Since the original intent of this project was largely for military purposes, it is quite interesting to see the consequences of a military focussed protocol being used by the public. Accountability was really an afterthought of the internet, most likely because the military could assume that all partners would cooperate. However, in the consumer world, there is a much higher lack of trust, and potentially many more malicious types.

The writer also talks about the 'next' protocol and what considerations should be put into it, but at this point, can there ever even be a next protocol? IPV6 has been around for 10+ years and it has barely gained any ground in that time period. IPV6 is only one part of the protocol - if IP alone can not successfully be updated, then any bigger changes are surely going to be exponentially more difficult to introduce. We have already used these protocols for a lot longer than the original designers intended, and the future does not look any brighter.

This is a great paper because it gives some context to the protocols that are standard today. You can never quite escape your past, so you might as well find out why. After all, I just read that the width of train tracks is directly tied to the width of two horses!

End-To-End Arguments In System Design

The "End-To-End" paper talks about a subject which is largely taken for granted today: separating complexity from lower levels. Using the main example of a reliable file transfer program, the paper shows some of the pitfalls of putting too much complexity into the lower levels. It opens with the definition of the "end-to-end argument" as an argument against over-implementing the lower levels of an architecture, offering instead that the implementation should be put in the layer where it is going to be used, which in this example is the application layer instead of the (lower level) communication layer.

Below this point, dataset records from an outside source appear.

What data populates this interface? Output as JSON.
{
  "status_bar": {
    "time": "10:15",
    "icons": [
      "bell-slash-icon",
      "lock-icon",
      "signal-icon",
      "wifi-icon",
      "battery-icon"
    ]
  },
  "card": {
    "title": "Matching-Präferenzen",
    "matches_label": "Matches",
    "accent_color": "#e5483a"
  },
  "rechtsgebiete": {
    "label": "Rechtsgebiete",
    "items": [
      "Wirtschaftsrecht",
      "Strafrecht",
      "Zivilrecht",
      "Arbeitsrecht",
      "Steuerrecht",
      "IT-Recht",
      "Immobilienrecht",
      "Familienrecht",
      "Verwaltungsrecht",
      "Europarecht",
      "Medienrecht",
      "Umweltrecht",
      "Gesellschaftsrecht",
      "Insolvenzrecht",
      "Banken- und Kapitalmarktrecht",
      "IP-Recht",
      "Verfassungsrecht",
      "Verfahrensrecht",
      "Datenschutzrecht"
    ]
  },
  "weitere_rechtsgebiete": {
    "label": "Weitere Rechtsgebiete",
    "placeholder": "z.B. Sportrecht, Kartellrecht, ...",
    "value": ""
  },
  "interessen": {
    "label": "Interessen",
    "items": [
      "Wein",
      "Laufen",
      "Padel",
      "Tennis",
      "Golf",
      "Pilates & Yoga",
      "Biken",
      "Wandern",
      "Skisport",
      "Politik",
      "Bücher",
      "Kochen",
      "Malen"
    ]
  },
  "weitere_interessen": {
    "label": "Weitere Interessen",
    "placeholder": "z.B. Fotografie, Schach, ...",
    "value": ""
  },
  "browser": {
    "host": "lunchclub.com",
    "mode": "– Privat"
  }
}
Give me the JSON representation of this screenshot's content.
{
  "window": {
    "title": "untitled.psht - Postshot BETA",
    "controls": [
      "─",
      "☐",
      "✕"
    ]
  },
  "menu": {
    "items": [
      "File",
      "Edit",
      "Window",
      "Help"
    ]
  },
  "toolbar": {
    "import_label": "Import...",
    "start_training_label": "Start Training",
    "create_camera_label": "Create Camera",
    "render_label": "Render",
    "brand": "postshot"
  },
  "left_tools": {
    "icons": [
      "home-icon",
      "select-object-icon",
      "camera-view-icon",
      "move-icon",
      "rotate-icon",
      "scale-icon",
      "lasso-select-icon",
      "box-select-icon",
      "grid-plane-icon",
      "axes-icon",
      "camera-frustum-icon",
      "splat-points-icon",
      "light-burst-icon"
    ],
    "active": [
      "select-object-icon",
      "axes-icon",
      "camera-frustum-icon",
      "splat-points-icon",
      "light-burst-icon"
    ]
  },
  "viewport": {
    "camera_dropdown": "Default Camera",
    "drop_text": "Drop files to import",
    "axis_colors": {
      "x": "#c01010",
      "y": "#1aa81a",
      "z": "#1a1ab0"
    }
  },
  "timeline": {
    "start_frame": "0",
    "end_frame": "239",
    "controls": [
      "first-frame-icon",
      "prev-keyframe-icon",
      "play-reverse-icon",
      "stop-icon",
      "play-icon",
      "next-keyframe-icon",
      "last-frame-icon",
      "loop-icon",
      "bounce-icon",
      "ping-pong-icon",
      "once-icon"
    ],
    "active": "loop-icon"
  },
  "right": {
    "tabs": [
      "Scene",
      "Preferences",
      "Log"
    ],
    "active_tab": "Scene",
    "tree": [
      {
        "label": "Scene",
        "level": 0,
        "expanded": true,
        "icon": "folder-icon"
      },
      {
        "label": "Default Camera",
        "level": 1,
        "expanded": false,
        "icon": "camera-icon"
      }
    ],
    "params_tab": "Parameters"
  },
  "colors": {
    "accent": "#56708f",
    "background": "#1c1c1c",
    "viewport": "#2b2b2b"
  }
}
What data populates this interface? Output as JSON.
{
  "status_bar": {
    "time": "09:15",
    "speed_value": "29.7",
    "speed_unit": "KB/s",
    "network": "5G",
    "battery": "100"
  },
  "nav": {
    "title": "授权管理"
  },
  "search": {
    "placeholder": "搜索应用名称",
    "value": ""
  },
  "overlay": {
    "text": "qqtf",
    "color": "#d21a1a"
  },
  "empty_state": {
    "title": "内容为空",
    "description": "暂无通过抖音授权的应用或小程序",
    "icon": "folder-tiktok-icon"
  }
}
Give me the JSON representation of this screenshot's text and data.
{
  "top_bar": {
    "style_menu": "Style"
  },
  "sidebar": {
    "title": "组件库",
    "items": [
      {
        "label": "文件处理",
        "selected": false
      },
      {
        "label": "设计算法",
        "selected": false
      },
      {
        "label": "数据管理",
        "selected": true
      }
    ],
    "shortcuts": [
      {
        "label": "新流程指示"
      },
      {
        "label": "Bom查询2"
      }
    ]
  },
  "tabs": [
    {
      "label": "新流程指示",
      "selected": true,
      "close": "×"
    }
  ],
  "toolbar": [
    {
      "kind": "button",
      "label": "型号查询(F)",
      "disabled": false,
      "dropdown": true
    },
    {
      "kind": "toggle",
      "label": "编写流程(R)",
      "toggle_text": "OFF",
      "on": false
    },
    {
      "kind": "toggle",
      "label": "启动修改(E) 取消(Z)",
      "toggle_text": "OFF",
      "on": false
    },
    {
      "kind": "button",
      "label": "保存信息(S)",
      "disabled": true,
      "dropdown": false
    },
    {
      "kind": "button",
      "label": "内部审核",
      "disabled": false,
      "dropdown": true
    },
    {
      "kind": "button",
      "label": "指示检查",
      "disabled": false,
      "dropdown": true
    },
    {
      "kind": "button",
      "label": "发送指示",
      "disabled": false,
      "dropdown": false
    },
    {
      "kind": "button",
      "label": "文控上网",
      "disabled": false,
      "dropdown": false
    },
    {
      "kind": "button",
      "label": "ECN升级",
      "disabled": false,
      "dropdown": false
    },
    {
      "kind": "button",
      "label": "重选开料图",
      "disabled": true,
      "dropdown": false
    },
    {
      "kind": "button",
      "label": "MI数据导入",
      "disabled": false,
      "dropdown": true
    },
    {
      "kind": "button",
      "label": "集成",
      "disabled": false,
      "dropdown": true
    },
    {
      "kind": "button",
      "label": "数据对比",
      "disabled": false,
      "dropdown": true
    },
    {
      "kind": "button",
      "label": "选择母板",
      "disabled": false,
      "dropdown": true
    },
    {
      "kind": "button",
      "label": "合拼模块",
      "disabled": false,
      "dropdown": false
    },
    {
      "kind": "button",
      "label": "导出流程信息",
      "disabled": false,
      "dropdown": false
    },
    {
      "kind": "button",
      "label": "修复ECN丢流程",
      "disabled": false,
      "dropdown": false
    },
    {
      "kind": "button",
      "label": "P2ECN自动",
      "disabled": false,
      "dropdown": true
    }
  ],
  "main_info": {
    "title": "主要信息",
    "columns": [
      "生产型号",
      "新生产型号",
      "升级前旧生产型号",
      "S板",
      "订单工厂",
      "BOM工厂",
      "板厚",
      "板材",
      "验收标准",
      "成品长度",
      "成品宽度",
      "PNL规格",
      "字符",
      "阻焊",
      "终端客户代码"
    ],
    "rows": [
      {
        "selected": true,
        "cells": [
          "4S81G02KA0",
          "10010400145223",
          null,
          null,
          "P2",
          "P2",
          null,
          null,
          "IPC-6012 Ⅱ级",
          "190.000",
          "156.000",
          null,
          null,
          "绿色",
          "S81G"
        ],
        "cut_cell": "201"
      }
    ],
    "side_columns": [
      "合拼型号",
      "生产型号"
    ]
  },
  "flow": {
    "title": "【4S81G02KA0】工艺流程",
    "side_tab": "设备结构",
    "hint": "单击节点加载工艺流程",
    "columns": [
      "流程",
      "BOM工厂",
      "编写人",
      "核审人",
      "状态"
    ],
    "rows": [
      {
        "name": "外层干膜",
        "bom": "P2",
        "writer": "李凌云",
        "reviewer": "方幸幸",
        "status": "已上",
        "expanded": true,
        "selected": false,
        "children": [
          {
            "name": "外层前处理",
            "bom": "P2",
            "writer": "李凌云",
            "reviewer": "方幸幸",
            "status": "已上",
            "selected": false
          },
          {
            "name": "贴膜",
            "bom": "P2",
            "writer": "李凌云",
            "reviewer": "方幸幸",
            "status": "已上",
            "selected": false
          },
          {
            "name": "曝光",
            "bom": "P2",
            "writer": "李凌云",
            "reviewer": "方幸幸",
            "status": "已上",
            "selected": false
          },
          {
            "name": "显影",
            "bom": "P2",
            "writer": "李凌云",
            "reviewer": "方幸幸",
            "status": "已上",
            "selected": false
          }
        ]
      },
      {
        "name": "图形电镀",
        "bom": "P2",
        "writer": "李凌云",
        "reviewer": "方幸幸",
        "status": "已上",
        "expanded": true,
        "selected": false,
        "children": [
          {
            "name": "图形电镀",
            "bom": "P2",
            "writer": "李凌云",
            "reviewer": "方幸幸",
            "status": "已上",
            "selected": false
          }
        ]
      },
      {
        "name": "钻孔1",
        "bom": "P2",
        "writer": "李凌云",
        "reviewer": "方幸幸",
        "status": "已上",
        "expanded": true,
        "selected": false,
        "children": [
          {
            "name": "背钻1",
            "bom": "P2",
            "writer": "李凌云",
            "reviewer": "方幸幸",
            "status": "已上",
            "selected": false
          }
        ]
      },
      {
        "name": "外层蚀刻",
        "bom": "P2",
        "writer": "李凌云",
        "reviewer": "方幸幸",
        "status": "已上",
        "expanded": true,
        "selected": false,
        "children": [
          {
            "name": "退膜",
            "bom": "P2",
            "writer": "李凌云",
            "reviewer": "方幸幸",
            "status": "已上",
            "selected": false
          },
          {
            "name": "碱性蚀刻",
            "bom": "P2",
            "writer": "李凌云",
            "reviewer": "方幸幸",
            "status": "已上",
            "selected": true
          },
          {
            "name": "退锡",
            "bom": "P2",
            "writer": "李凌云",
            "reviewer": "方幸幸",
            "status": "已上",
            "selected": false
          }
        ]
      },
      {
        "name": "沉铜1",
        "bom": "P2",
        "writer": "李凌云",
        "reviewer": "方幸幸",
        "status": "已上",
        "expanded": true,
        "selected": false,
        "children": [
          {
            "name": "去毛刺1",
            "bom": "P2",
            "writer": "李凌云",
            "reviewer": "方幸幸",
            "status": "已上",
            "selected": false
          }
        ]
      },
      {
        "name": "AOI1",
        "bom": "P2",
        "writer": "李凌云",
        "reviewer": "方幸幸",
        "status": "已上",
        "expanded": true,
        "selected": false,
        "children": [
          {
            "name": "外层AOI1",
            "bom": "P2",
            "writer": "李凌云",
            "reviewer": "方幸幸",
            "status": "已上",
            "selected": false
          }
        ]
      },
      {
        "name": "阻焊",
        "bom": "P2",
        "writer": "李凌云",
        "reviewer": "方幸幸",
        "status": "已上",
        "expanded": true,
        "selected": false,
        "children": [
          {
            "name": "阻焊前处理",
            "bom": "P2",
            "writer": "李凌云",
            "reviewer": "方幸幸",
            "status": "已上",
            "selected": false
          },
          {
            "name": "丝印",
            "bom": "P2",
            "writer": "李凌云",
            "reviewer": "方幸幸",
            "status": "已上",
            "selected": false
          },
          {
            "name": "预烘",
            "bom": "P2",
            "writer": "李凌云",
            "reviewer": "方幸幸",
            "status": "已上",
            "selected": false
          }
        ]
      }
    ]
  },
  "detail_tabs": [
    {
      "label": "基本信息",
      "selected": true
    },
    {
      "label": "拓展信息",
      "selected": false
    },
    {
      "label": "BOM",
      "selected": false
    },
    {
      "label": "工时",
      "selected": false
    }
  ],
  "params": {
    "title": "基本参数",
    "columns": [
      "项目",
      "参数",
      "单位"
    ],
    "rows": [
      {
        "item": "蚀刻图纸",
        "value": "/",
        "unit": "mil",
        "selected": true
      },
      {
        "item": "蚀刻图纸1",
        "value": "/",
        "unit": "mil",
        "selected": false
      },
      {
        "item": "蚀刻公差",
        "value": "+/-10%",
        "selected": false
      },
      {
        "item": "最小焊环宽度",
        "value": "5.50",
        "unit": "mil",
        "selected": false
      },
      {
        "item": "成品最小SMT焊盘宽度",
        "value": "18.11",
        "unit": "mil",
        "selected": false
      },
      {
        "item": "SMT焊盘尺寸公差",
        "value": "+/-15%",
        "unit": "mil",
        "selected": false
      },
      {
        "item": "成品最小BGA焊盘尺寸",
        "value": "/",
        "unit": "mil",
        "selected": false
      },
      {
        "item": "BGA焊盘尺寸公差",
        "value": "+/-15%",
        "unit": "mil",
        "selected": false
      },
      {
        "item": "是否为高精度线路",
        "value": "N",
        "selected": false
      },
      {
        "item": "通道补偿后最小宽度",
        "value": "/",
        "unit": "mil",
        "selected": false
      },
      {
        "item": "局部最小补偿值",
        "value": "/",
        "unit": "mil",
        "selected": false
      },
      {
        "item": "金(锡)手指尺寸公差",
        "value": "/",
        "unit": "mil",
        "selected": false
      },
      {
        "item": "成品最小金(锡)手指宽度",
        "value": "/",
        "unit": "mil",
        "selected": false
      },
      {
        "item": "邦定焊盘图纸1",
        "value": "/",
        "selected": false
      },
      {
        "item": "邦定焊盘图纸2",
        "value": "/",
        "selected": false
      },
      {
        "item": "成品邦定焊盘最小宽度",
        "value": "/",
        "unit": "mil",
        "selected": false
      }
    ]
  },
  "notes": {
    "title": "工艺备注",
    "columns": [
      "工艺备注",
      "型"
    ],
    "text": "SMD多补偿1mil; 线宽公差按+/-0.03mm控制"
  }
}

The file transfer example illustrates how even if reliability was built into the communication layer, the application layer would still have to verify the transmitted data since other points of failure along the way could have dropped or corrupted data. Therefore, as long as the failure rate of the network is not too high, reliability should not be built into the communication layer, and instead will be part of the application layer, since the it already has to deal with data losses elsewhere. The paper then offers several important examples of mechanisms which could be put in the communication layer, but the end-to-end principle shows problems that could arise if this was done.

The end-to-end principle has come a long way since this paper, and it is easy to point out numerous areas to which it applies in today's world of hardware and software. Our networks today follow this principle, where instead of just a communication layer and an application layer, we have many layers in between, each offering varying levels of function. Each layer offers tools for the layer above to use, hoping to reduce redundancy by offering building blocks for higher layers. But the basics of our current system all have ties to ideals set in this paper.

One of the most important points of the paper was identifying the ends. The paper gave the example of a strong end-to-end argument in digital voice communication where reliability would introduce delays unacceptable for a conversation, and offered a counter-example of a speech message system, where you would want reliability built in to the lower levels. This is an interesting example of what is known today as the transport layer. Today, the digital voice communication would use UDP, while the voice message system would use TCP.

This paper opened the door on end-to-end communication, and it left if open for future research into what the right balance of simplicity and complexity together with cost. Today, that has evolved into our multi-layered communications, which offers many different layers, each with a well-defined set of parameters.